Resumo JURISPRUDENCIA — 2026-08-20 Atualizações da tarde. - Decisão Judicial Relevante: Proibição da Progressão de Regime Especial para Integrantes de Organização Criminosa

Atualizado na tarde de 20/08/2026 às 15:00.

Decisão Judicial Relevante: Proibição da Progressão de Regime Especial para Integrantes de Organização Criminosa

JURISPRUDÊNCIA

1. Contexto do Caso

O caso em questão é referente ao REsp 2.204.349-MG, julgado pela Terceira Seção do Superior Tribunal de Justiça (STJ) em 12 de agosto de 2026. A discussão central gira em torno da possibilidade de progressão de regime especial para apenados que tenham sido condenados por associação criminosa ou associação para o tráfico, em contraste com aqueles condenados especificamente pela Lei de Organização Criminosa (Lei n. 12.850/2013).

2. Entendimento do Tribunal

O STJ, por unanimidade, decidiu que a previsão do art. 112, § 3°, V, da Lei de Execução Penal (LEP) deve ser interpretada de forma restritiva, limitando a vedação da progressão de regime apenas aos condenados pela Lei n. 12.850/2013, ou seja, aqueles que efetivamente integraram uma organização criminosa.

3. Fundamentação Jurídica

A decisão do tribunal fundamenta-se nos princípios da legalidade e da taxatividade, que exigem que a interpretação das normas que restringem direitos deve ser feita de maneira restritiva. Assim, a mera condenação por associação criminosa (art. 288 do CP) ou associação para o tráfico (art. 35 da Lei n. 11.343/2006) não é suficiente para impedir a progressão de regime.

4. Tese Firmada

A tese firmada pelo STJ estabelece que a expressão "não ter integrado organização criminosa" referese exclusivamente à condenação nos termos da Lei n. 12.850/2013, não abrangendo outras formas de associação criminosa. Essa interpretação visa garantir o direito à progressão de regime especial para apenadas gestantes, mães ou responsáveis por crianças ou pessoas com deficiência, conforme previsto na legislação.

5. Impactos Práticos

A decisão tem impactos significativos na execução penal, especialmente no que diz respeito à possibilidade de progressão de regime para apenados que não estejam envolvidos em organizações criminosas, promovendo um entendimento mais favorável aos direitos dos apenados e possibilitando uma reintegração social mais efetiva.
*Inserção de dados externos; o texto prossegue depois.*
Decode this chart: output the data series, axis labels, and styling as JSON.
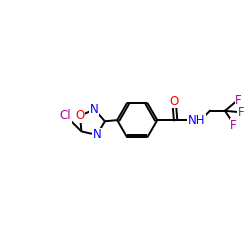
{
  "background_color": "#ffffff",
  "bond_color": "#000000",
  "atom_colors": {
    "O": "#ff0000",
    "N": "#0000ff",
    "Cl": "#aa00aa",
    "F": "#aa00aa"
  },
  "font_size": 8.5,
  "figsize": [
    2.5,
    2.5
  ],
  "dpi": 100,
  "lw": 1.4
}
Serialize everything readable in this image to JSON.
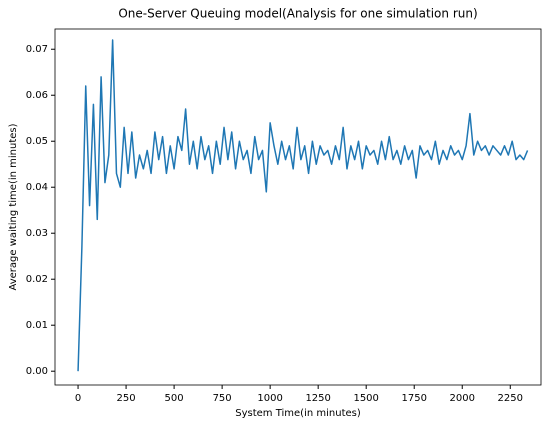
{
  "chart_data": {
    "type": "line",
    "title": "One-Server Queuing model(Analysis for one simulation run)",
    "x_label": "System Time(in minutes)",
    "y_label": "Average waiting time(in minutes)",
    "x": [
      0,
      20,
      40,
      60,
      80,
      100,
      120,
      140,
      160,
      180,
      200,
      220,
      240,
      260,
      280,
      300,
      320,
      340,
      360,
      380,
      400,
      420,
      440,
      460,
      480,
      500,
      520,
      540,
      560,
      580,
      600,
      620,
      640,
      660,
      680,
      700,
      720,
      740,
      760,
      780,
      800,
      820,
      840,
      860,
      880,
      900,
      920,
      940,
      960,
      980,
      1000,
      1020,
      1040,
      1060,
      1080,
      1100,
      1120,
      1140,
      1160,
      1180,
      1200,
      1220,
      1240,
      1260,
      1280,
      1300,
      1320,
      1340,
      1360,
      1380,
      1400,
      1420,
      1440,
      1460,
      1480,
      1500,
      1520,
      1540,
      1560,
      1580,
      1600,
      1620,
      1640,
      1660,
      1680,
      1700,
      1720,
      1740,
      1760,
      1780,
      1800,
      1820,
      1840,
      1860,
      1880,
      1900,
      1920,
      1940,
      1960,
      1980,
      2000,
      2020,
      2040,
      2060,
      2080,
      2100,
      2120,
      2140,
      2160,
      2180,
      2200,
      2220,
      2240,
      2260,
      2280,
      2300,
      2320,
      2340
    ],
    "series": [
      {
        "name": "Average waiting time",
        "color": "#1f77b4",
        "values": [
          0.0,
          0.027,
          0.062,
          0.036,
          0.058,
          0.033,
          0.064,
          0.041,
          0.047,
          0.072,
          0.043,
          0.04,
          0.053,
          0.043,
          0.052,
          0.042,
          0.047,
          0.044,
          0.048,
          0.043,
          0.052,
          0.046,
          0.051,
          0.043,
          0.049,
          0.044,
          0.051,
          0.048,
          0.057,
          0.045,
          0.05,
          0.044,
          0.051,
          0.046,
          0.049,
          0.043,
          0.05,
          0.045,
          0.053,
          0.046,
          0.052,
          0.044,
          0.05,
          0.046,
          0.048,
          0.043,
          0.051,
          0.046,
          0.048,
          0.039,
          0.054,
          0.049,
          0.045,
          0.05,
          0.046,
          0.049,
          0.044,
          0.053,
          0.046,
          0.049,
          0.043,
          0.05,
          0.045,
          0.049,
          0.047,
          0.048,
          0.045,
          0.049,
          0.046,
          0.053,
          0.044,
          0.049,
          0.046,
          0.05,
          0.044,
          0.049,
          0.047,
          0.048,
          0.045,
          0.05,
          0.046,
          0.051,
          0.046,
          0.048,
          0.045,
          0.049,
          0.046,
          0.048,
          0.042,
          0.049,
          0.047,
          0.048,
          0.046,
          0.05,
          0.045,
          0.048,
          0.046,
          0.049,
          0.047,
          0.048,
          0.046,
          0.049,
          0.056,
          0.047,
          0.05,
          0.048,
          0.049,
          0.047,
          0.049,
          0.048,
          0.047,
          0.049,
          0.047,
          0.05,
          0.046,
          0.047,
          0.046,
          0.048
        ]
      }
    ],
    "xlim": [
      -120,
      2410
    ],
    "ylim": [
      -0.003,
      0.0744
    ],
    "xticks": [
      0,
      250,
      500,
      750,
      1000,
      1250,
      1500,
      1750,
      2000,
      2250
    ],
    "yticks": [
      {
        "value": 0,
        "label": "0.00"
      },
      {
        "value": 0.01,
        "label": "0.01"
      },
      {
        "value": 0.02,
        "label": "0.02"
      },
      {
        "value": 0.03,
        "label": "0.03"
      },
      {
        "value": 0.04,
        "label": "0.04"
      },
      {
        "value": 0.05,
        "label": "0.05"
      },
      {
        "value": 0.06,
        "label": "0.06"
      },
      {
        "value": 0.07,
        "label": "0.07"
      }
    ]
  }
}
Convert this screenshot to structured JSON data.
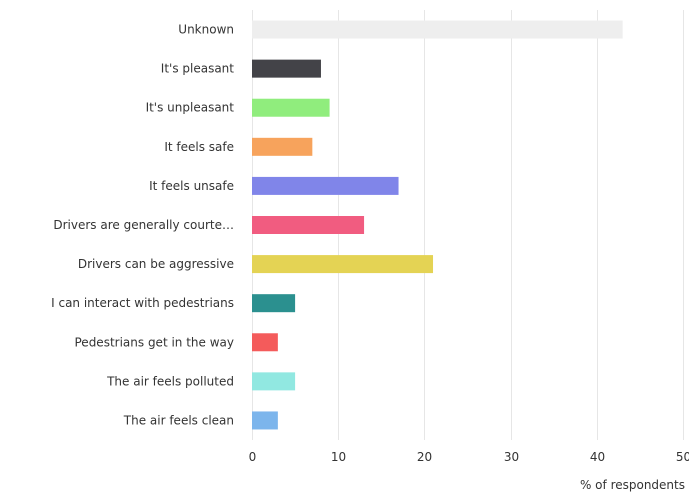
{
  "chart_data": {
    "type": "bar",
    "orientation": "horizontal",
    "categories": [
      "Unknown",
      "It's pleasant",
      "It's unpleasant",
      "It feels safe",
      "It feels unsafe",
      "Drivers are generally courte…",
      "Drivers can be aggressive",
      "I can interact with pedestrians",
      "Pedestrians get in the way",
      "The air feels polluted",
      "The air feels clean"
    ],
    "values": [
      43,
      8,
      9,
      7,
      17,
      13,
      21,
      5,
      3,
      5,
      3
    ],
    "colors": [
      "#eeeeee",
      "#434348",
      "#90ed7d",
      "#f7a35c",
      "#8085e9",
      "#f15c80",
      "#e4d354",
      "#2b908f",
      "#f45b5b",
      "#91e8e1",
      "#7cb5ec"
    ],
    "xlim": [
      0,
      50
    ],
    "xticks": [
      0,
      10,
      20,
      30,
      40,
      50
    ],
    "xlabel": "% of respondents",
    "ylabel": "",
    "title": "",
    "grid": true
  }
}
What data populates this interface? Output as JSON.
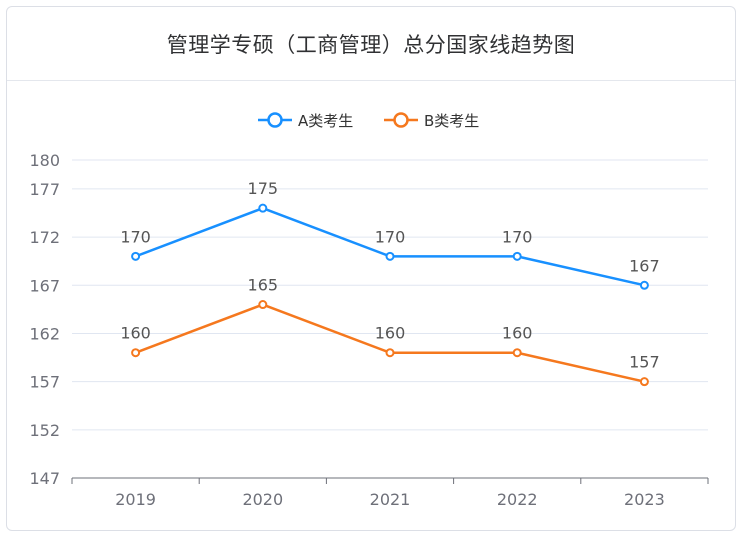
{
  "title": "管理学专硕（工商管理）总分国家线趋势图",
  "colors": {
    "series_a": "#1890ff",
    "series_b": "#f5781e",
    "grid": "#e0e6f1",
    "axis": "#6e7079"
  },
  "chart_data": {
    "type": "line",
    "title": "管理学专硕（工商管理）总分国家线趋势图",
    "categories": [
      "2019",
      "2020",
      "2021",
      "2022",
      "2023"
    ],
    "series": [
      {
        "name": "A类考生",
        "values": [
          170,
          175,
          170,
          170,
          167
        ]
      },
      {
        "name": "B类考生",
        "values": [
          160,
          165,
          160,
          160,
          157
        ]
      }
    ],
    "y_ticks": [
      147,
      152,
      157,
      162,
      167,
      172,
      177,
      180
    ],
    "ylim": [
      147,
      180
    ],
    "xlabel": "",
    "ylabel": "",
    "grid": true,
    "legend_position": "top-center",
    "data_labels": true
  }
}
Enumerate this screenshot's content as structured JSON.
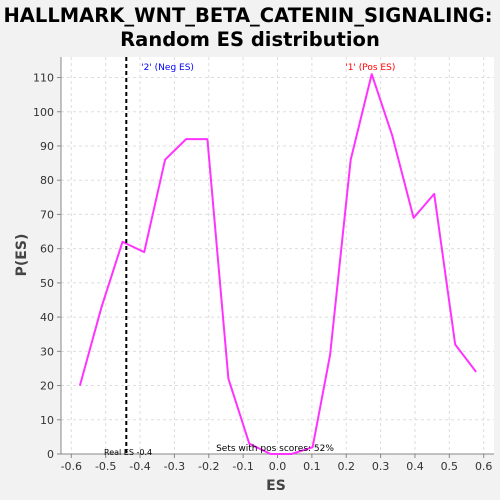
{
  "chart_data": {
    "type": "line",
    "title_line1": "HALLMARK_WNT_BETA_CATENIN_SIGNALING:",
    "title_line2": "Random ES distribution",
    "xlabel": "ES",
    "ylabel": "P(ES)",
    "xlim": [
      -0.63,
      0.63
    ],
    "ylim": [
      0,
      116
    ],
    "xticks": [
      -0.6,
      -0.5,
      -0.4,
      -0.3,
      -0.2,
      -0.1,
      0,
      0.1,
      0.2,
      0.3,
      0.4,
      0.5,
      0.6
    ],
    "xtick_labels": [
      "-0.6",
      "-0.5",
      "-0.4",
      "-0.3",
      "-0.2",
      "-0.1",
      "0.0",
      "0.1",
      "0.2",
      "0.3",
      "0.4",
      "0.5",
      "0.6"
    ],
    "yticks": [
      0,
      10,
      20,
      30,
      40,
      50,
      60,
      70,
      80,
      90,
      100,
      110
    ],
    "ytick_labels": [
      "0",
      "10",
      "20",
      "30",
      "40",
      "50",
      "60",
      "70",
      "80",
      "90",
      "100",
      "110"
    ],
    "grid": true,
    "series": [
      {
        "color": "#ff33ff",
        "x": [
          -0.575,
          -0.512,
          -0.451,
          -0.388,
          -0.327,
          -0.266,
          -0.204,
          -0.143,
          -0.082,
          -0.02,
          0.041,
          0.102,
          0.153,
          0.213,
          0.274,
          0.334,
          0.396,
          0.456,
          0.517,
          0.578
        ],
        "y": [
          20,
          43,
          62,
          59,
          86,
          92,
          92,
          22,
          3,
          0,
          0,
          2,
          29,
          86,
          111,
          93,
          69,
          76,
          32,
          24
        ]
      }
    ],
    "real_es": -0.44,
    "real_es_color": "#000000",
    "annotations": {
      "neg": {
        "text": "'2' (Neg ES)",
        "x": -0.32,
        "color": "#0000ff"
      },
      "pos": {
        "text": "'1' (Pos ES)",
        "x": 0.27,
        "color": "#ff0000"
      },
      "real_es_text": "Real ES -0.4",
      "pos_scores_text": "Sets with pos scores: 52%"
    }
  }
}
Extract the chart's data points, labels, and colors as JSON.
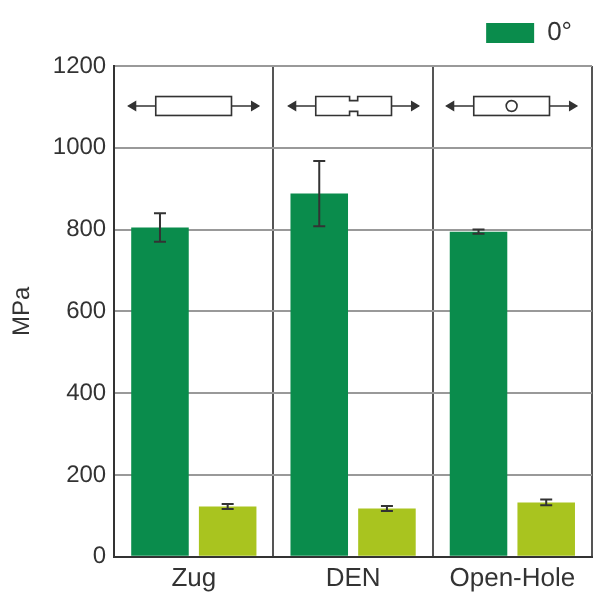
{
  "chart_data": {
    "type": "bar",
    "ylabel": "MPa",
    "categories": [
      "Zug",
      "DEN",
      "Open-Hole"
    ],
    "series": [
      {
        "name": "0°",
        "color": "#0a8c4c",
        "values": [
          805,
          888,
          795
        ],
        "errors": [
          35,
          80,
          5
        ]
      },
      {
        "color": "#a9c41f",
        "values": [
          123,
          118,
          133
        ],
        "errors": [
          6,
          6,
          7
        ]
      }
    ],
    "ylim": [
      0,
      1200
    ],
    "yticks": [
      0,
      200,
      400,
      600,
      800,
      1000,
      1200
    ],
    "grid": true,
    "legend": "top right"
  }
}
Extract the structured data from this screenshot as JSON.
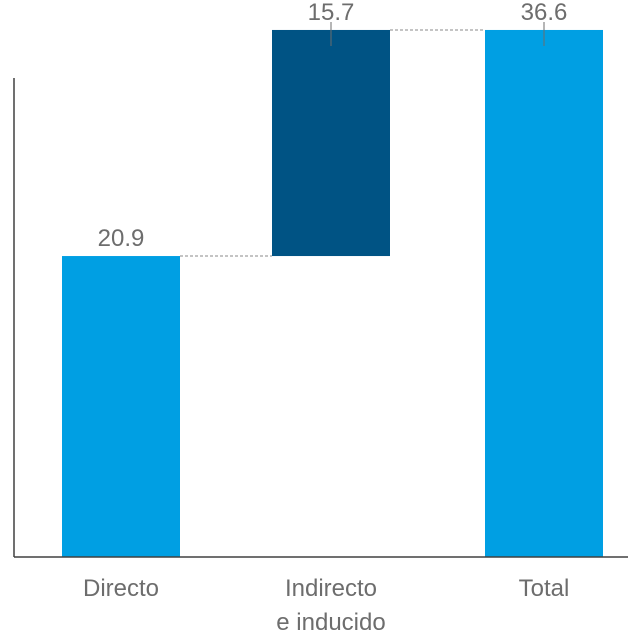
{
  "chart_data": {
    "type": "bar",
    "subtype": "waterfall",
    "categories": [
      [
        "Directo"
      ],
      [
        "Indirecto",
        "e inducido"
      ],
      [
        "Total"
      ]
    ],
    "values": [
      20.9,
      15.7,
      36.6
    ],
    "bases": [
      0,
      20.9,
      0
    ],
    "data_labels": [
      "20.9",
      "15.7",
      "36.6"
    ],
    "bar_colors": [
      "#009fe3",
      "#005384",
      "#009fe3"
    ],
    "axis_color": "#404040",
    "connector_color": "#8a8a8a",
    "grid": false,
    "legend": "none",
    "title": "",
    "xlabel": "",
    "ylabel": ""
  }
}
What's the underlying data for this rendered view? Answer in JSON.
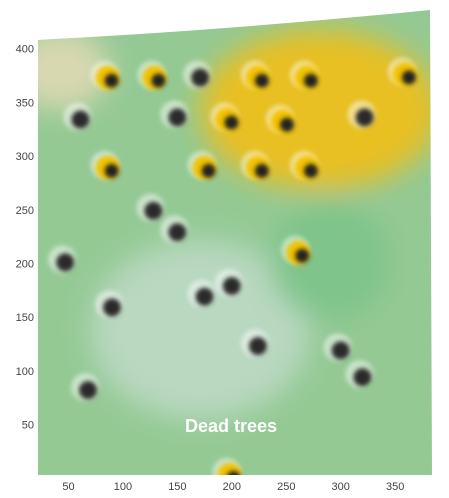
{
  "chart_data": {
    "type": "scatter",
    "annotation": "Dead trees",
    "xlim": [
      22,
      382
    ],
    "ylim": [
      4,
      411
    ],
    "xticks": [
      50,
      100,
      150,
      200,
      250,
      300,
      350
    ],
    "yticks": [
      50,
      100,
      150,
      200,
      250,
      300,
      350,
      400
    ],
    "background_color": "#94c994",
    "series": [
      {
        "color": "#f2c200",
        "x": [
          86,
          129,
          224,
          269,
          359,
          247,
          196,
          86,
          175,
          224,
          269,
          261,
          198
        ],
        "y": [
          374,
          374,
          374,
          374,
          377,
          333,
          335,
          290,
          290,
          290,
          290,
          211,
          4
        ]
      },
      {
        "color": "#2a2a2a",
        "x": [
          171,
          61,
          150,
          322,
          47,
          68,
          224,
          128,
          90,
          175,
          300,
          150,
          200,
          320
        ],
        "y": [
          374,
          335,
          337,
          337,
          202,
          83,
          124,
          250,
          160,
          170,
          120,
          230,
          180,
          95
        ]
      }
    ]
  }
}
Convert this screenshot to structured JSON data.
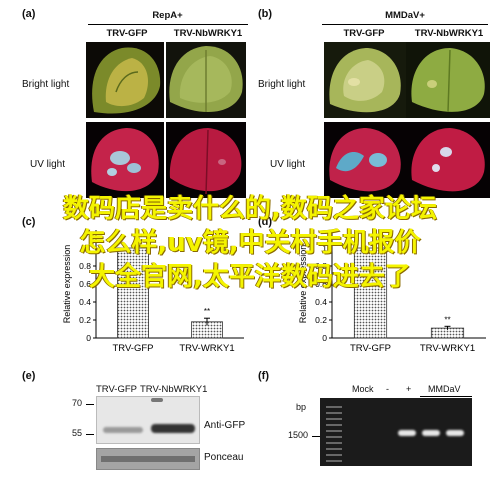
{
  "panels": {
    "a": {
      "letter": "(a)",
      "group": "RepA+",
      "cols": [
        "TRV-GFP",
        "TRV-NbWRKY1"
      ]
    },
    "b": {
      "letter": "(b)",
      "group": "MMDaV+",
      "cols": [
        "TRV-GFP",
        "TRV-NbWRKY1"
      ]
    },
    "rows": {
      "bright": "Bright light",
      "uv": "UV light"
    },
    "c": {
      "letter": "(c)"
    },
    "d": {
      "letter": "(d)"
    },
    "e": {
      "letter": "(e)",
      "lanes": [
        "TRV-GFP",
        "TRV-NbWRKY1"
      ],
      "markers": [
        "70",
        "55"
      ],
      "anti": "Anti-GFP",
      "ponceau": "Ponceau"
    },
    "f": {
      "letter": "(f)",
      "bp": "bp",
      "marker": "1500",
      "lanes": [
        "Mock",
        "-",
        "+",
        "MMDaV"
      ]
    }
  },
  "overlay": {
    "line1": "数码店是卖什么的,数码之家论坛",
    "line2": "怎么样,uv镜,中关村手机报价",
    "line3": "大全官网,太平洋数码进去了"
  },
  "chart_data": [
    {
      "type": "bar",
      "panel": "c",
      "categories": [
        "TRV-GFP",
        "TRV-WRKY1"
      ],
      "values": [
        1.0,
        0.18
      ],
      "errors": [
        0.0,
        0.04
      ],
      "annotations": [
        "",
        "**"
      ],
      "ylabel": "Relative expression",
      "ylim": [
        0,
        1.2
      ],
      "yticks": [
        "0",
        "0.2",
        "0.4",
        "0.6",
        "0.8",
        "1"
      ]
    },
    {
      "type": "bar",
      "panel": "d",
      "categories": [
        "TRV-GFP",
        "TRV-WRKY1"
      ],
      "values": [
        1.0,
        0.11
      ],
      "errors": [
        0.0,
        0.02
      ],
      "annotations": [
        "",
        "**"
      ],
      "ylabel": "Relative expression",
      "ylim": [
        0,
        1.2
      ],
      "yticks": [
        "0",
        "0.2",
        "0.4",
        "0.6",
        "0.8",
        "1"
      ]
    }
  ]
}
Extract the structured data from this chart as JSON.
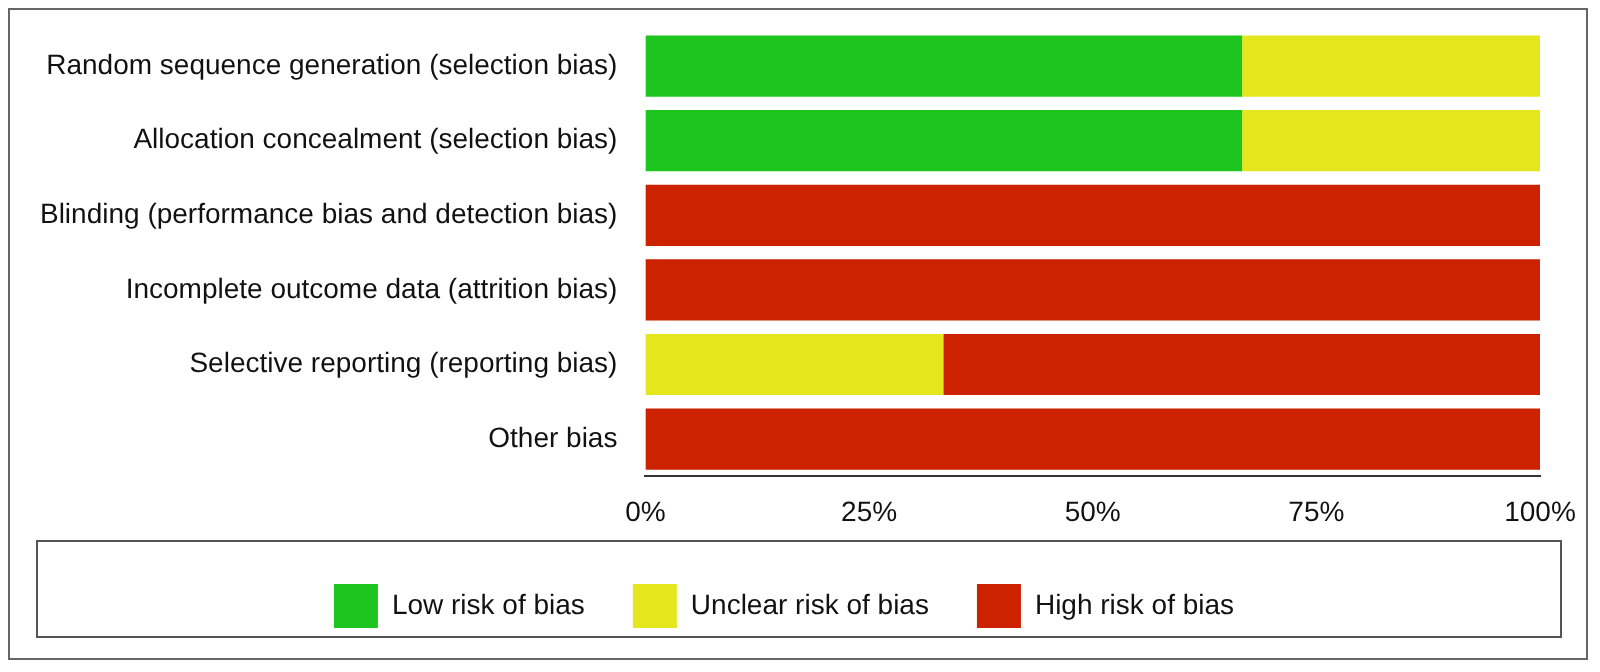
{
  "chart_data": {
    "type": "bar",
    "orientation": "horizontal",
    "stacked": true,
    "categories": [
      "Random sequence generation (selection bias)",
      "Allocation concealment (selection bias)",
      "Blinding (performance bias and detection bias)",
      "Incomplete outcome data (attrition bias)",
      "Selective reporting (reporting bias)",
      "Other bias"
    ],
    "series": [
      {
        "name": "Low risk of bias",
        "color": "#1ec51e",
        "values": [
          66.7,
          66.7,
          0,
          0,
          0,
          0
        ]
      },
      {
        "name": "Unclear risk of bias",
        "color": "#e6e61e",
        "values": [
          33.3,
          33.3,
          0,
          0,
          33.3,
          0
        ]
      },
      {
        "name": "High risk of bias",
        "color": "#cc2200",
        "values": [
          0,
          0,
          100,
          100,
          66.7,
          100
        ]
      }
    ],
    "xlim": [
      0,
      100
    ],
    "xticks": [
      {
        "value": 0,
        "label": "0%"
      },
      {
        "value": 25,
        "label": "25%"
      },
      {
        "value": 50,
        "label": "50%"
      },
      {
        "value": 75,
        "label": "75%"
      },
      {
        "value": 100,
        "label": "100%"
      }
    ],
    "grid": false,
    "legend": "bottom"
  }
}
6. Análise Crítica Técnica

A interpretação restritiva adotada pelo STJ reflete uma preocupação com a proteção dos direitos fundamentais dos apenados e a busca por uma aplicação mais justa da pena. No entanto, a aplicação prática desta decisão exige atenção, uma vez que a distinção entre os tipos de associação criminosa pode gerar discussões e interpretações divergentes nas instâncias inferiores. Assim, a clareza na aplicação da norma é crucial para evitar insegurança jurídica e garantir a efetividade das decisões judiciais.